Rich Sherman writes in Big Data & The Wizard of Oz Syndrome:
An excellent article in the Wall Street Journal, “Big Data, Big Blunders,” discussed five mistakes commonly made by enterprises when initiating their first Big Data projects. The technology hype cycle, which reminds me a lot of The Wizard of Oz, is a contributing factor in these blunders. I’ll briefly summarize the WSJ’s points, and will suggest, based on my experience helping clients, why enterprises make these blunders.
Rick summarizes these points from the WSJ story:
- Data for Data’s Sake
- Talent Gap
- Data, Data Everywhere
- Aiming Too High
Rick says that advocates of new technologies promise to solve problems with prior technology advances, leading to unrealistic expectations.
I agree but there is a persistent failure to recognize the uncertainty principle for data.
How would you know if data is clean and uniform?

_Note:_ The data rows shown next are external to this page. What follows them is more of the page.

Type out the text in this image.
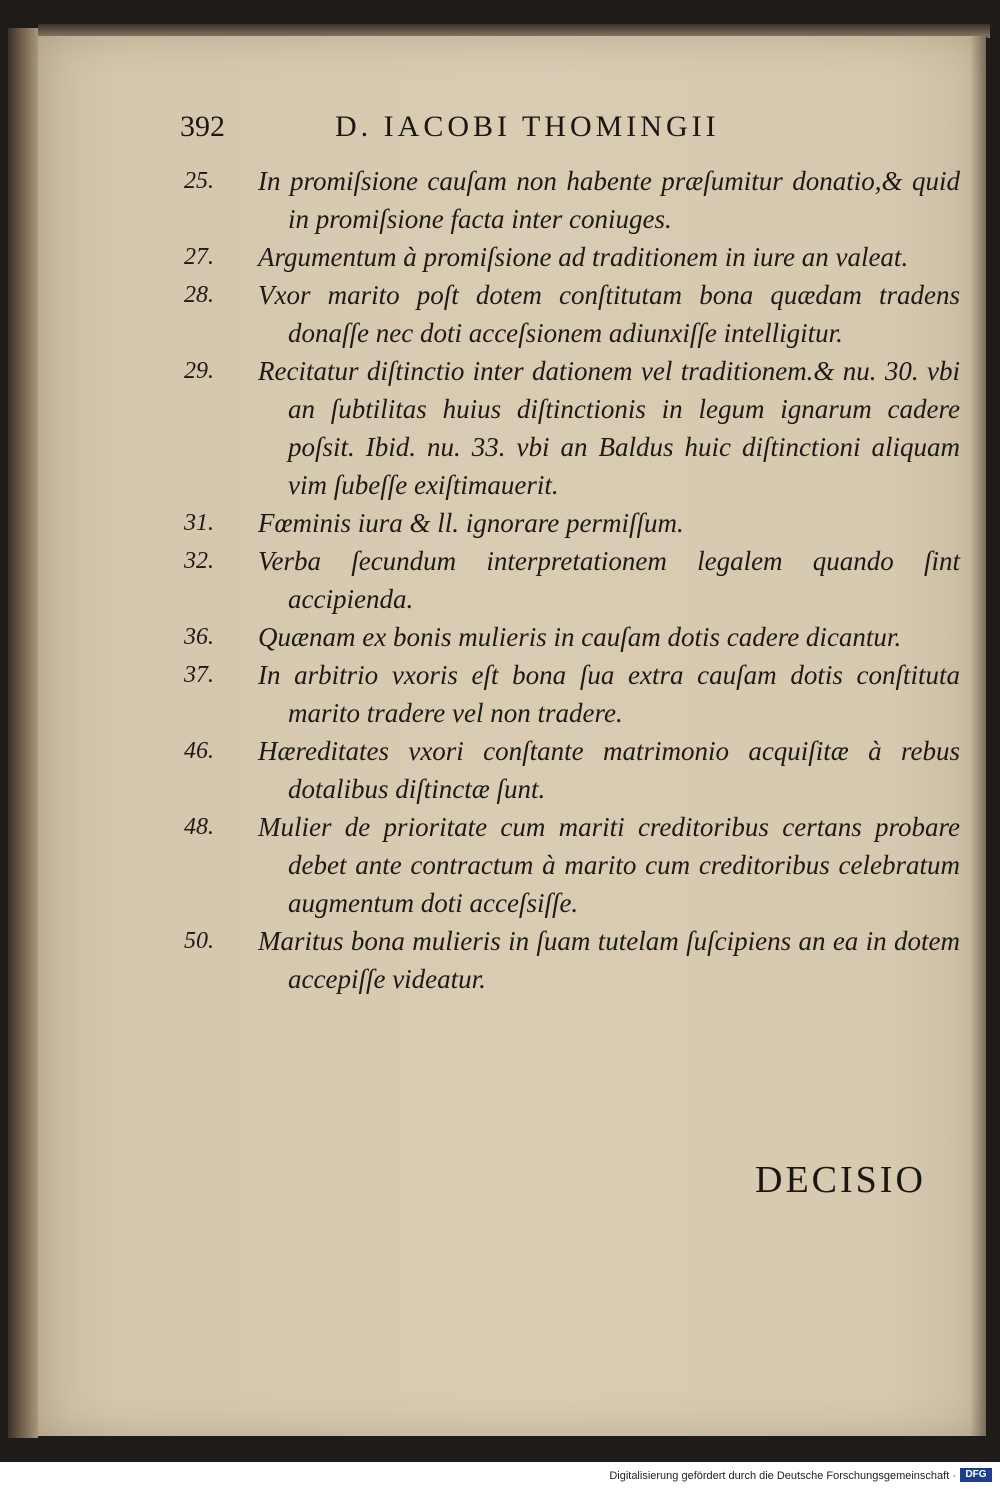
392	D. IACOBI THOMINGII
25. In promiſsione cauſam non habente præſumitur donatio,& quid in promiſsione facta inter coniuges.
27. Argumentum à promiſsione ad traditionem in iure an valeat.
28. Vxor marito poſt dotem conſtitutam bona quædam tradens donaſſe nec doti acceſsionem adiunxiſſe intelligitur.
29. Recitatur diſtinctio inter dationem vel traditionem.& nu. 30. vbi an ſubtilitas huius diſtinctionis in legum ignarum cadere poſsit. Ibid. nu. 33. vbi an Baldus huic diſtinctioni aliquam vim ſubeſſe exiſtimauerit.
31. Fœminis iura & ll. ignorare permiſſum.
32. Verba ſecundum interpretationem legalem quando ſint accipienda.
36. Quænam ex bonis mulieris in cauſam dotis cadere dicantur.
37. In arbitrio vxoris eſt bona ſua extra cauſam dotis conſtituta marito tradere vel non tradere.
46. Hæreditates vxori conſtante matrimonio acquiſitæ à rebus dotalibus diſtinctæ ſunt.
48. Mulier de prioritate cum mariti creditoribus certans probare debet ante contractum à marito cum creditoribus celebratum augmentum doti acceſsiſſe.
50. Maritus bona mulieris in ſuam tutelam ſuſcipiens an ea in dotem accepiſſe videatur.
DECISIO
Digitalisierung gefördert durch die Deutsche Forschungsgemeinschaft · DFG
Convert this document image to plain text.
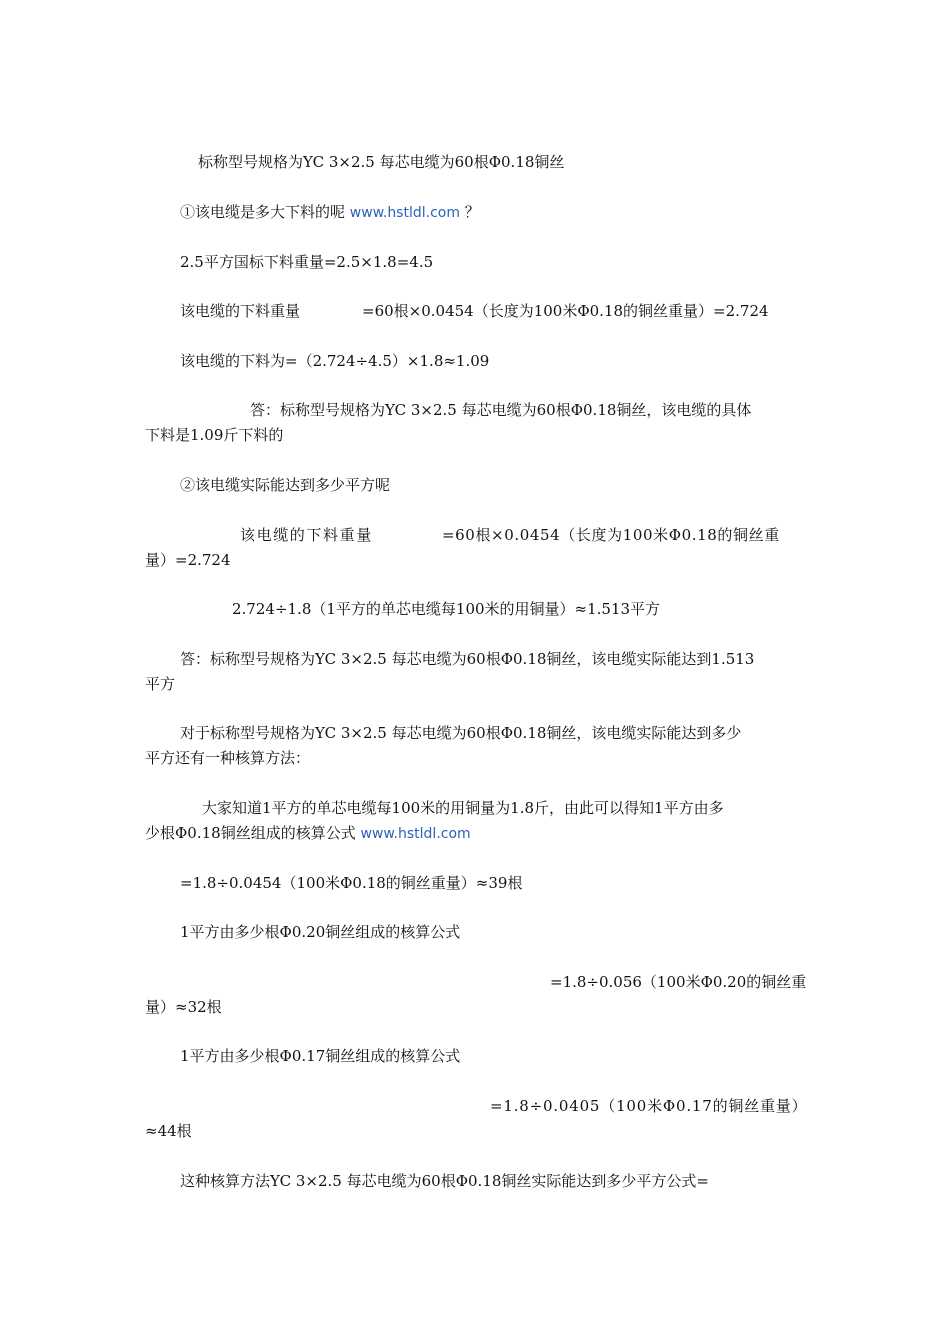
标称型号规格为YC 3×2.5 每芯电缆为60根Φ0.18铜丝
①该电缆是多大下料的呢 www.hstldl.com ？
2.5平方国标下料重量=2.5×1.8=4.5
该电缆的下料重量	=60根×0.0454（长度为100米Φ0.18的铜丝重量）=2.724
该电缆的下料为=（2.724÷4.5）×1.8≈1.09
答：标称型号规格为YC 3×2.5 每芯电缆为60根Φ0.18铜丝，该电缆的具体
下料是1.09斤下料的
②该电缆实际能达到多少平方呢
该电缆的下料重量	=60根×0.0454（长度为100米Φ0.18的铜丝重
量）=2.724
2.724÷1.8（1平方的单芯电缆每100米的用铜量）≈1.513平方
答：标称型号规格为YC 3×2.5 每芯电缆为60根Φ0.18铜丝，该电缆实际能达到1.513
平方
对于标称型号规格为YC 3×2.5 每芯电缆为60根Φ0.18铜丝，该电缆实际能达到多少
平方还有一种核算方法：
大家知道1平方的单芯电缆每100米的用铜量为1.8斤，由此可以得知1平方由多
少根Φ0.18铜丝组成的核算公式 www.hstldl.com
=1.8÷0.0454（100米Φ0.18的铜丝重量）≈39根
1平方由多少根Φ0.20铜丝组成的核算公式
=1.8÷0.056（100米Φ0.20的铜丝重
量）≈32根
1平方由多少根Φ0.17铜丝组成的核算公式
=1.8÷0.0405（100米Φ0.17的铜丝重量）
≈44根
这种核算方法YC 3×2.5 每芯电缆为60根Φ0.18铜丝实际能达到多少平方公式=
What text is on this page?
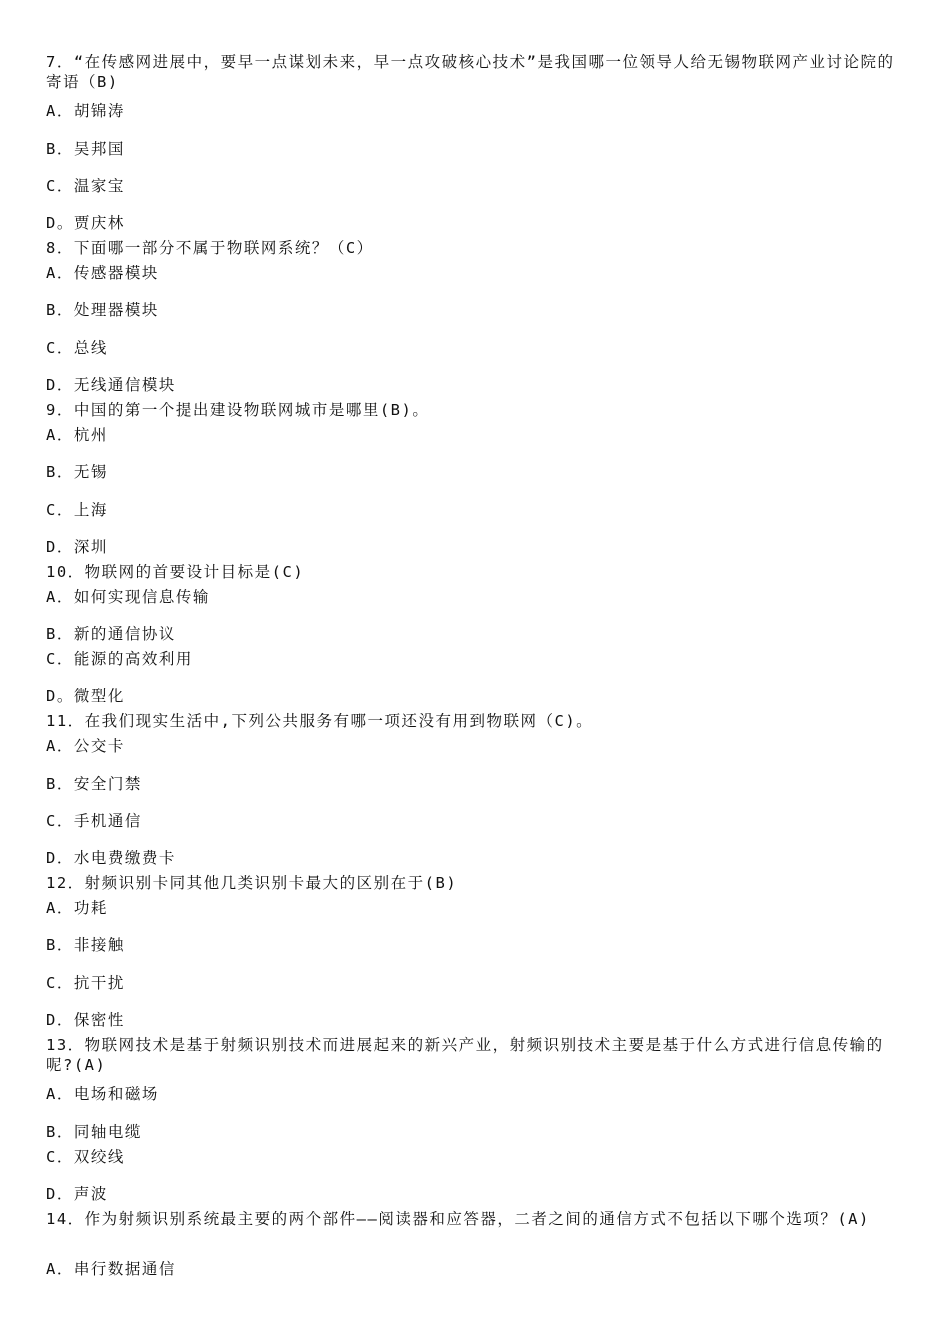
7．“在传感网进展中，要早一点谋划未来，早一点攻破核心技术”是我国哪一位领导人给无锡物联网产业讨论院的寄语（B)
A．胡锦涛
B．吴邦国
C．温家宝
D。贾庆林
8．下面哪一部分不属于物联网系统？（C）
A．传感器模块
B．处理器模块
C．总线
D．无线通信模块
9．中国的第一个提出建设物联网城市是哪里(B)。
A．杭州
B．无锡
C．上海
D．深圳
10．物联网的首要设计目标是(C)
A．如何实现信息传输
B．新的通信协议
C．能源的高效利用
D。微型化
11．在我们现实生活中,下列公共服务有哪一项还没有用到物联网（C)。
A．公交卡
B．安全门禁
C．手机通信
D．水电费缴费卡
12．射频识别卡同其他几类识别卡最大的区别在于(B)
A．功耗
B．非接触
C．抗干扰
D．保密性
13．物联网技术是基于射频识别技术而进展起来的新兴产业，射频识别技术主要是基于什么方式进行信息传输的呢?(A)
A．电场和磁场
B．同轴电缆
C．双绞线
D．声波
14．作为射频识别系统最主要的两个部件——阅读器和应答器，二者之间的通信方式不包括以下哪个选项？(A)
A．串行数据通信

By your use case for the data. Yes?
That would explain why data scientists estimate they spend 60-80% of their time munging data (cleaning, transforming, etc.).
They are making data clean and uniform for their individual use cases.
And they do that task over and over again.
The definition of clean and uniform data is like the uncertainty principle in physics.
You can have clean and uniform data for one purpose, but making it so makes it dirty and non-uniform for another purpose.
Unless a technology outlines how it obtains clean and uniform data, from its perspective, it has told you only part of the cost of its use.